Ministry of Loneliness needed to tackle isolation
It's time for Australia to follow the UK's lead and appoint a federal Minister for Loneliness or Social Inclusion, according to Simon Tatz, the AMA's public health director.
Fresh from a meeting with Friends for Good, an organisation that aims to reduce loneliness through events and services, Mr Tatz says federal leadership is needed to address social isolation, which one study shows carries an increased risk of early death.
"The current government has instigated initiatives in the aged care sector, however, a much more comprehensive community focus is needed," he writes in Australian Medicine.
"While some may scoff at the idea of a Minister for Loneliness or a Minister for Social Inclusion, it certainly has merit."
The idea comes from the UK, where the government appointed the first-ever Minister for Loneliness after a recommendation from a cross-party report on the social condition.
According to Mr Tatz, a study in the Journal of Neurology, Neurosurgery and Psychiatry notes that social isolation is associated with dementia and Alzheimer’s disease, depression, and increased blood pressure and cholesterol levels.
And a report by the Commissioner for Victorian Seniors has found around 185,000 older people in the state will be feeling isolated by 2031.

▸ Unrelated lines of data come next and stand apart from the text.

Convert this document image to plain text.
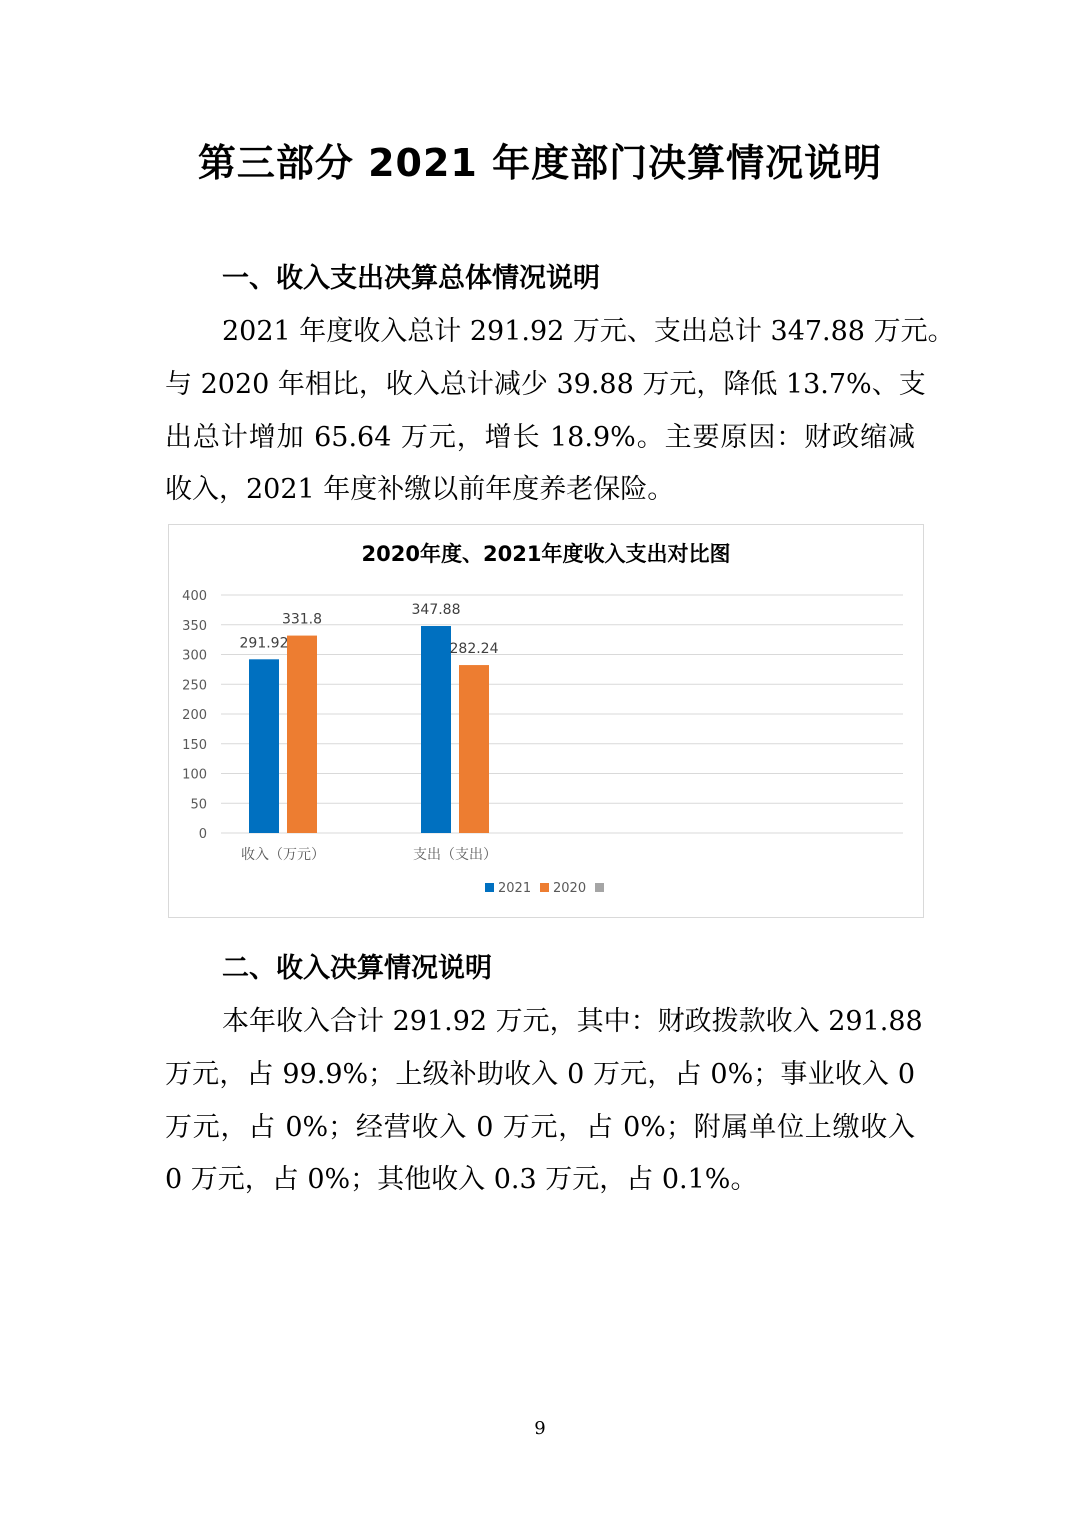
第三部分 2021 年度部门决算情况说明
一、收入支出决算总体情况说明
2021 年度收入总计 291.92 万元、支出总计 347.88 万元。
与 2020 年相比，收入总计减少 39.88 万元，降低 13.7%、支
出总计增加 65.64 万元，增长 18.9%。主要原因：财政缩减
收入，2021 年度补缴以前年度养老保险。
2020年度、2021年度收入支出对比图
0
50
100
150
200
250
300
350
400
291.92
331.8
收入（万元）
347.88
282.24
支出（支出）
2021 2020
二、收入决算情况说明
本年收入合计 291.92 万元，其中：财政拨款收入 291.88
万元，占 99.9%；上级补助收入 0 万元，占 0%；事业收入 0
万元，占 0%；经营收入 0 万元，占 0%；附属单位上缴收入
0 万元，占 0%；其他收入 0.3 万元，占 0.1%。
9
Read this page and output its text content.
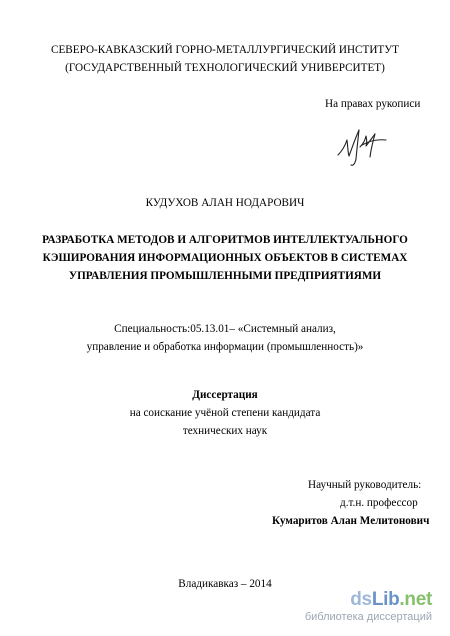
СЕВЕРО-КАВКАЗСКИЙ ГОРНО-МЕТАЛЛУРГИЧЕСКИЙ ИНСТИТУТ
(ГОСУДАРСТВЕННЫЙ ТЕХНОЛОГИЧЕСКИЙ УНИВЕРСИТЕТ)
На правах рукописи
КУДУХОВ АЛАН НОДАРОВИЧ
РАЗРАБОТКА МЕТОДОВ И АЛГОРИТМОВ ИНТЕЛЛЕКТУАЛЬНОГО
КЭШИРОВАНИЯ ИНФОРМАЦИОННЫХ ОБЪЕКТОВ В СИСТЕМАХ
УПРАВЛЕНИЯ ПРОМЫШЛЕННЫМИ ПРЕДПРИЯТИЯМИ
Специальность:05.13.01– «Системный анализ,
управление и обработка информации (промышленность)»
Диссертация
на соискание учёной степени кандидата
технических наук
Научный руководитель:
д.т.н. профессор
Кумаритов Алан Мелитонович
Владикавказ – 2014
dsLib.net
библиотека диссертаций
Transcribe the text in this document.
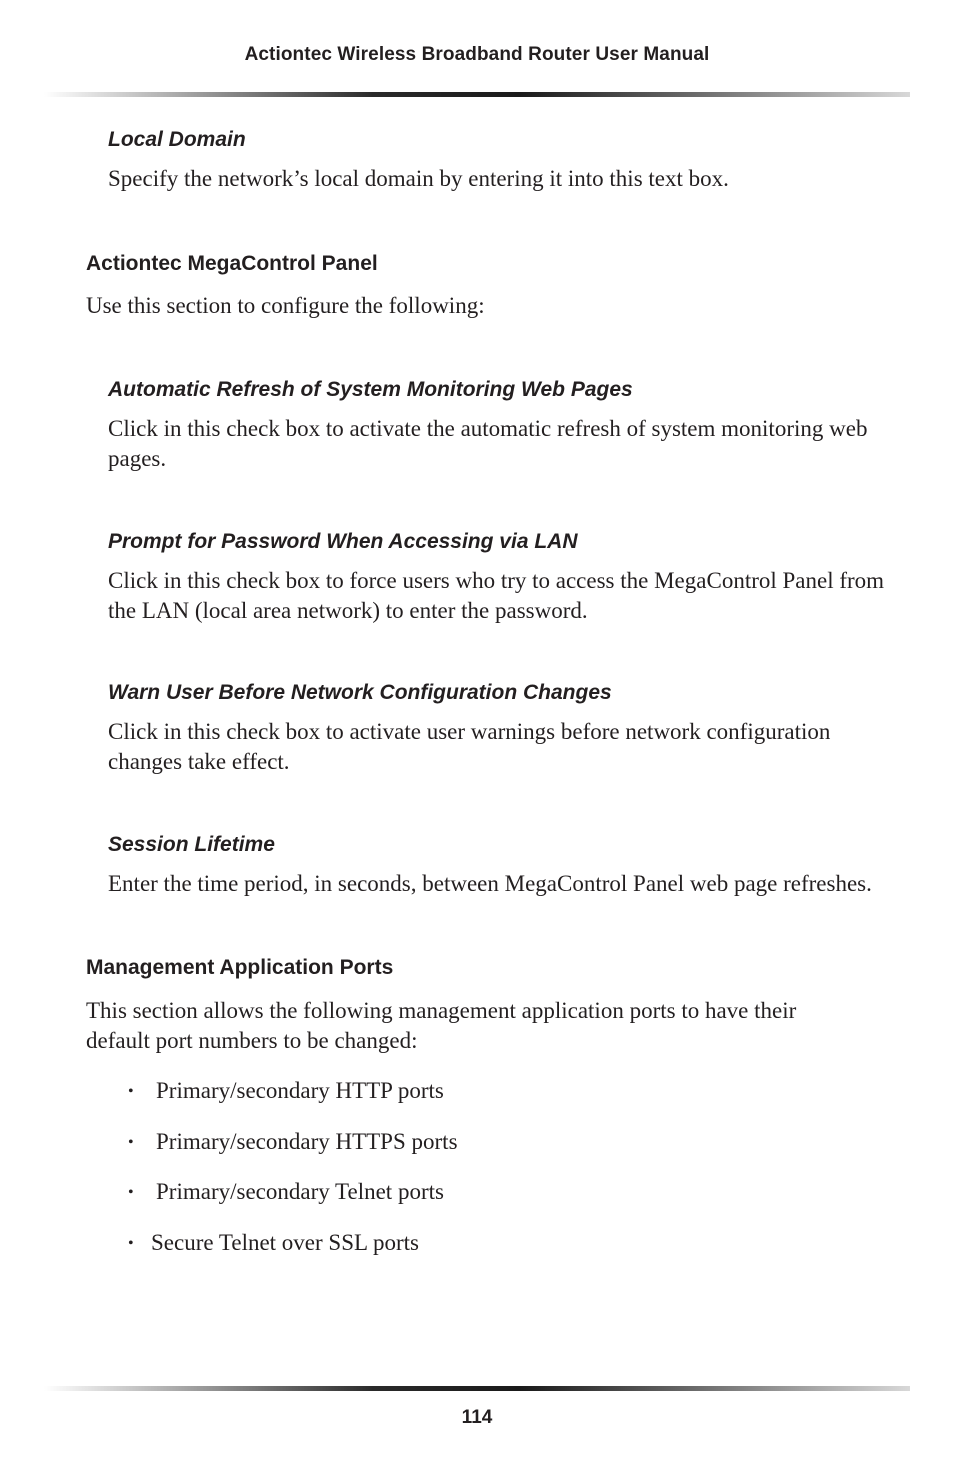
Actiontec Wireless Broadband Router User Manual
Local Domain
Specify the network’s local domain by entering it into this text box.
Actiontec MegaControl Panel
Use this section to configure the following:
Automatic Refresh of System Monitoring Web Pages
Click in this check box to activate the automatic refresh of system monitoring web pages.
Prompt for Password When Accessing via LAN
Click in this check box to force users who try to access the MegaControl Panel from the LAN (local area network) to enter the password.
Warn User Before Network Configuration Changes
Click in this check box to activate user warnings before network configuration changes take effect.
Session Lifetime
Enter the time period, in seconds, between MegaControl Panel web page refreshes.
Management Application Ports
This section allows the following management application ports to have their default port numbers to be changed:
• Primary/secondary HTTP ports
• Primary/secondary HTTPS ports
• Primary/secondary Telnet ports
• Secure Telnet over SSL ports
114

"A significant problem in addressing loneliness is that often the people we try to reach are isolated in every respect. They may live alone, without internet or mobile phone services, and they may rarely be seen or connect with others," Mr Tatz says, adding that people on social media still report feeling lonely.
In calling for greater government action, Mr Tatz argues that surveys and data collection may not reach the most isolated Australians.
"It is the GP or health worker who is most likely to come into contact with lonely and socially isolated people," he writes.
In the UK, 75% of GPs see 1-5 people a day who have come in because they are lonely.
"We do not know what the data is here in Australia. But we should know. This is an issue that warrants further investigation," he argues.
More information: Australian Medicine 2019.